Aachen : Schiedsrichter: Streiken statt pfeifen?
Aachen Ein Schiedsrichter macht sich Sorgen. Das verwundert in Zeiten von Hoyzer & Co. kaum jemanden. Wäre nicht die Zielgruppe eine Klientel, die nicht gerade zum erklärten Freundeskreis der Männer an der Pfeife zählt: „Fußball muss ein einfaches Spiel bleiben. Wenn wir alles überwachen, hätten die Stammtische auch nichts mehr zum diskutieren.”
Bernd Heynemann heißt der Mann, der sich um die Ernennung zum Ehren-Stammtischler bewirbt. Früher war der Magdeburger FIFA-Schiedsrichter, heute ist der 51-Jährige Bundestagsabgeordneter - und da weiß man halt, wo sich der fußballliebende Deutsche aufhält, wenn er nicht gerade im Stadion die Schiedsrichter auspfeift oder daheim vor dem Pantoffelkino seine Wutausbrüche zelebriert angesichts der obskuren Entscheidungen der ehemaligen Kollegen.
Um ein einfaches Spiel also geht es Heynemann, meint damit aber nicht die unsägliche Abseitsregelung, die sich die Sportart immer noch leistet, obwohl die Protagonisten allwöchentlich den Beweis antreten, dass sich diese Passage des Regel für Menschen einer korrekten Umsetzung entzieht. Nein, dem Ex-Schiri grausts beim aufkommenden Jubel-Gesang: Chip, Chip - hurra! Er zieht der Hightech im Ball das träge menschliche Auge vor, das nicht nur beim Abseits, sondern oft auch bei der Entscheidung Tor oder nicht Tor, auf oder hinter der Linie überfordert ist.
Ebenso wie der Vorsitzende des DFB-Schiedsrichter-Ausschusses, Volker Roth, befürwortet der Magdeburger Maßnahmen, mit denen sich die Unparteiischen gegen den Prügelknaben-Status wehren könnten. „Der Streik ist ein legitimes Mittel.

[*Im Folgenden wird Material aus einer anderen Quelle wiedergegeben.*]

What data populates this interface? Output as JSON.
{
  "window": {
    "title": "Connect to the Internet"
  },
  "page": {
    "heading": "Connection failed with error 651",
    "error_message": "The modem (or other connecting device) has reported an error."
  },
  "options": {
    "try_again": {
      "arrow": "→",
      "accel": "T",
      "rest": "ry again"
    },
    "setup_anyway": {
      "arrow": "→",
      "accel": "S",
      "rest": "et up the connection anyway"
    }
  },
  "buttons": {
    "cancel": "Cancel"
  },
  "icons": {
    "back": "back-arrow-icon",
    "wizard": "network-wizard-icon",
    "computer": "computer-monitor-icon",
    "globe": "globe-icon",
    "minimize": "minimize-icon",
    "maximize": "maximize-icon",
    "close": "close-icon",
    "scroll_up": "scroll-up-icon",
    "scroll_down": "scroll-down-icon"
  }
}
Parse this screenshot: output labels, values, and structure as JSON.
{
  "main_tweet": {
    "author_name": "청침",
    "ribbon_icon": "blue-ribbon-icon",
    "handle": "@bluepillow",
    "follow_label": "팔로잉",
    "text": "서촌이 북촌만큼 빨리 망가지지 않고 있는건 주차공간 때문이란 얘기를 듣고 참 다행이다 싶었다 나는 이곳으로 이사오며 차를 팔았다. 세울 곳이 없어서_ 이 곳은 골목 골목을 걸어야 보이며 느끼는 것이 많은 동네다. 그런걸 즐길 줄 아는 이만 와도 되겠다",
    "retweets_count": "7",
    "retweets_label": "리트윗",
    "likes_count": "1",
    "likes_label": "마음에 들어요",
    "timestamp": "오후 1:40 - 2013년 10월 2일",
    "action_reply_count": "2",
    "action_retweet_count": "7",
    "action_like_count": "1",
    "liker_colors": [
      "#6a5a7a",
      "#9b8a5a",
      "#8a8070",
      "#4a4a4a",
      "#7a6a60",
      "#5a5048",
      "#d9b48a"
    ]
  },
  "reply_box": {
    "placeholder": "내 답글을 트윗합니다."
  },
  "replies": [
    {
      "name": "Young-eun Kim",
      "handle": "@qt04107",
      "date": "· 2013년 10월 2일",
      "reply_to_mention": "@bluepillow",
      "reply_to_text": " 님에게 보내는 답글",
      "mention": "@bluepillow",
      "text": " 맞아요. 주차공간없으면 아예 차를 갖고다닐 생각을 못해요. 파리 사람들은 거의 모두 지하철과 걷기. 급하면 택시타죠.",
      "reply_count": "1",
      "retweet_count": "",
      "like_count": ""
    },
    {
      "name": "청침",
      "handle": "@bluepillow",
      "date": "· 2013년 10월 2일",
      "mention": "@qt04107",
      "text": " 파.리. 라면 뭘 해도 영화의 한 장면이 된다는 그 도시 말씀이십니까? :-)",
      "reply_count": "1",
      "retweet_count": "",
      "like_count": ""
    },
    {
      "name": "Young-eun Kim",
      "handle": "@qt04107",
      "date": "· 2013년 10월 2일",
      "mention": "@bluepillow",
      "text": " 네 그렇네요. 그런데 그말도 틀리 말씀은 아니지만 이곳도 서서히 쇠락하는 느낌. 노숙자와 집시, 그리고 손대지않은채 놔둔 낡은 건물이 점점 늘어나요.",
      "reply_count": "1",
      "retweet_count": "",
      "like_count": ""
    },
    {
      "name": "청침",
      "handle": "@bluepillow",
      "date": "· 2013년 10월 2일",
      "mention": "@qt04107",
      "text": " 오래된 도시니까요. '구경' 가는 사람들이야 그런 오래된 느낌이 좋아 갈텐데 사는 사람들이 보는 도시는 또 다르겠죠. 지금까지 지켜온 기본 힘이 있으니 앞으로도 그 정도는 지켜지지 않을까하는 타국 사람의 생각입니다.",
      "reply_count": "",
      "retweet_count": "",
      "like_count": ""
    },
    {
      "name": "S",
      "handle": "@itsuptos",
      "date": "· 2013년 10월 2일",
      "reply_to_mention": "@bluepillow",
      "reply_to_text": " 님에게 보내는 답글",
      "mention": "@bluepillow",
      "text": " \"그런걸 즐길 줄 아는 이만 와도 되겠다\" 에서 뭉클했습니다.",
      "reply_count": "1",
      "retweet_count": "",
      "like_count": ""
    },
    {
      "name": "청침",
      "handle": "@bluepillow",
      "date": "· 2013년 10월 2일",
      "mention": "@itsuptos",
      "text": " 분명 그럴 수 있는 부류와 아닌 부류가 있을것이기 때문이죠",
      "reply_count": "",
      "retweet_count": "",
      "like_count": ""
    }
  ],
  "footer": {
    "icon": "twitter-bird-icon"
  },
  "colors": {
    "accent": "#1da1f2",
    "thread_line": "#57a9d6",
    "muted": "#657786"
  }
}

Aber ich denke, dass es vorher einen runden Tisch geben muss, an dem alle Parteien sitzen.”
An dem ist derzeit kein Platz für Jürgen Jansen. Er wird mit einer eckigen Variante vorlieb nehmen müssen - bei weiteren Verhören. „Wir ermitteln im Manipulationsskandal weiterhin gegen gut 20 Personen. Herr Jansen ist eine davon”, erklärte Staatsanwalt Michael Grunwald. Noch am Dienstag hatte Volker Roth die Rückkehr Jansens als Schiedsrichter angekündigt. Er sollte behutsam in der Regionalliga und in der 2. Liga aufgebaut werden.
Zyniker könnten für den Essener nun eine neue Karriere als JVA-Schiri ausmalen. Dort könnte der 44-Jährige dann auch womöglich auf Bernd Heynemann stoßen. Nicht als Zellen-Mitbewohner - bei der Vorstellung seines (Schiedsrichter-)Buches, das er auf der Leipziger Buchmesse präsentierte: „Momente der Entscheidung”.